What does all this have to do with religious symbols and rituals? However social our brains have grown, nothing in the 70 million years it took for them to evolve could have possibly prepared them for the unnatural conditions that emerged in the eye-blink of civilization. Our pre-historic ancestors knew too well that our natures straddle the fence between higher social capacities and the reptilian self-protective instincts mammals needed to survive in the wild. Soon, they also learned that familiar masks, chants and dances helped us stretch our circle of kinship and tip the balance of our capacities in ways that helped adapt us to ever larger, more complex social groups. This is why the world religions that spread with civilization were set up like extended human families, to revolve around remembering the image, words and deeds of universal, model ancestors.

Of course, this strategy for cultivating our social brains had limits: fostering a childlike dependence on religious leaders, symbols and rituals; and developing a mindset of exclusivity that led religions to clash not merge. This is partly why the Buddha's mission to extract spiritual psychology, meditation and ethics from orthodox religions and forge them into a contemplative science of happiness has attracted so much recent interest. But the distinction between Buddhism and more familiar religions blurs when it comes to the richly symbolic Buddhism of Tibet.

Not only does Tibetan Buddhism revolve around close mentoring bonds that remind us of bonds to imams, priests and rabbis, but its practice involves archetypal images, prayer-like affirmations, ritual gestures and an ecstatic tone that seem more like old-time religion than meditative practice. Leaving aside how this tradition relates to more familiar forms of Buddhism, I see it as a natural expression of Shakyamuni's mission. Just as Freud made minstering to the soul a science-based practice and Jung made religious imagery a psychotherapeutic art, so the Process Oriented "Tantric" Buddhism of Tibet makes a contemplative science of spiritual mentoring, archetypal imagery and altered states of communion.

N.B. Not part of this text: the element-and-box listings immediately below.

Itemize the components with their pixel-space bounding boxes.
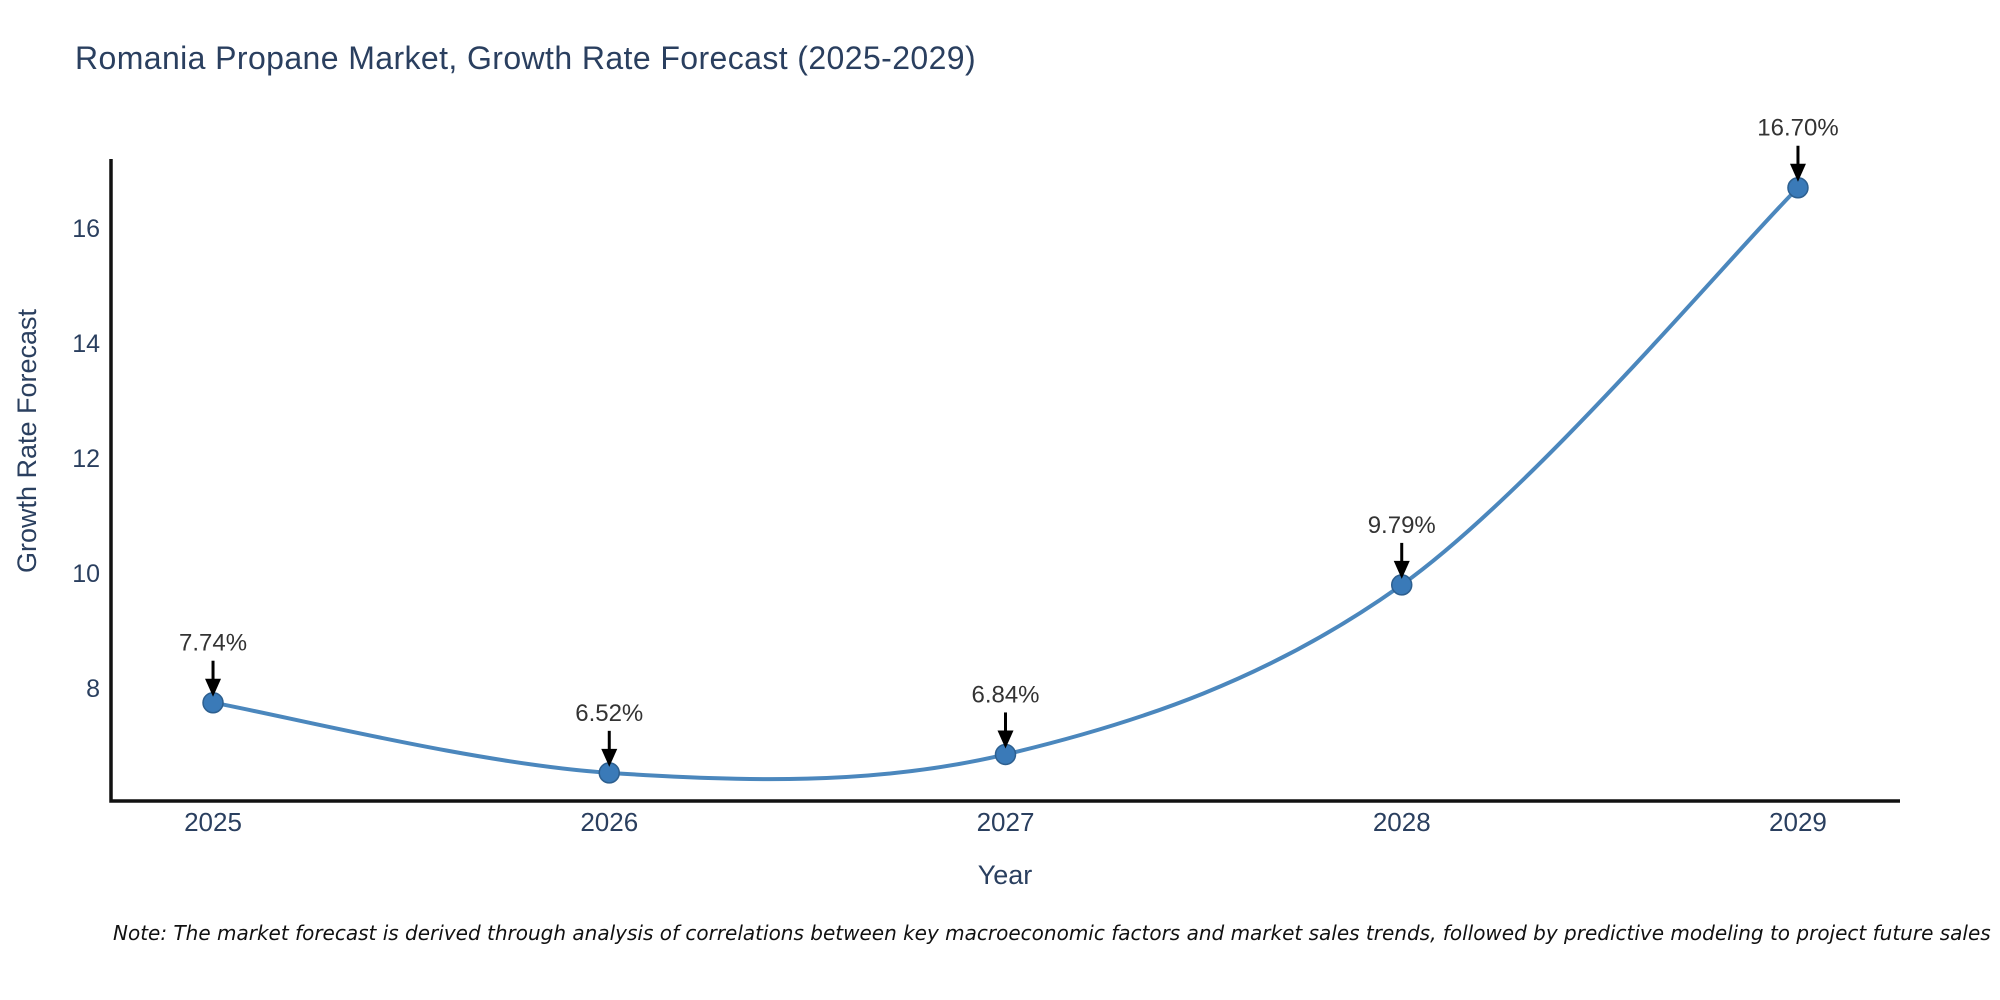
annotation-arrow-head [1789,163,1806,182]
data-point-label: 9.79% [1368,512,1436,539]
data-point-label: 6.52% [575,700,643,727]
axis-lines [109,159,1900,803]
y-tick-label: 14 [72,330,100,358]
annotation-arrow-head [205,678,222,697]
data-point-label: 7.74% [179,630,247,657]
chart-title: Romania Propane Market, Growth Rate Fore… [75,40,977,76]
x-tick-label: 2025 [184,807,242,837]
y-tick-label: 16 [72,215,100,243]
x-tick-label: 2028 [1373,807,1431,837]
annotation-arrow-head [601,748,618,767]
x-axis-title: Year [977,860,1033,890]
y-tick-label: 12 [72,445,100,473]
x-tick-label: 2026 [580,807,638,837]
y-tick-label: 10 [72,560,100,588]
annotation-arrow-head [997,730,1014,749]
y-tick-label: 8 [86,675,100,703]
footnote: Note: The market forecast is derived thr… [113,921,1991,945]
x-tick-label: 2029 [1769,807,1827,837]
annotation-arrow-head [1393,560,1410,579]
data-point-label: 16.70% [1757,115,1838,142]
x-tick-label: 2027 [977,807,1035,837]
data-point-label: 6.84% [971,681,1039,708]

While the science of Jung's day could not support his claim that archetypal imagery helps prime positive social emotions and neural energy, we now know he was right all along. And he was also ahead in his interest in the role-modeling imagery and transformational arts of Tibet. Now that brain science has helped explain the natural power and social benefits of spiritual imagery, affirmation and gestures, I predict we will see the next wave of interest in meditation turn to the "divine science" of Tibetan Buddhism.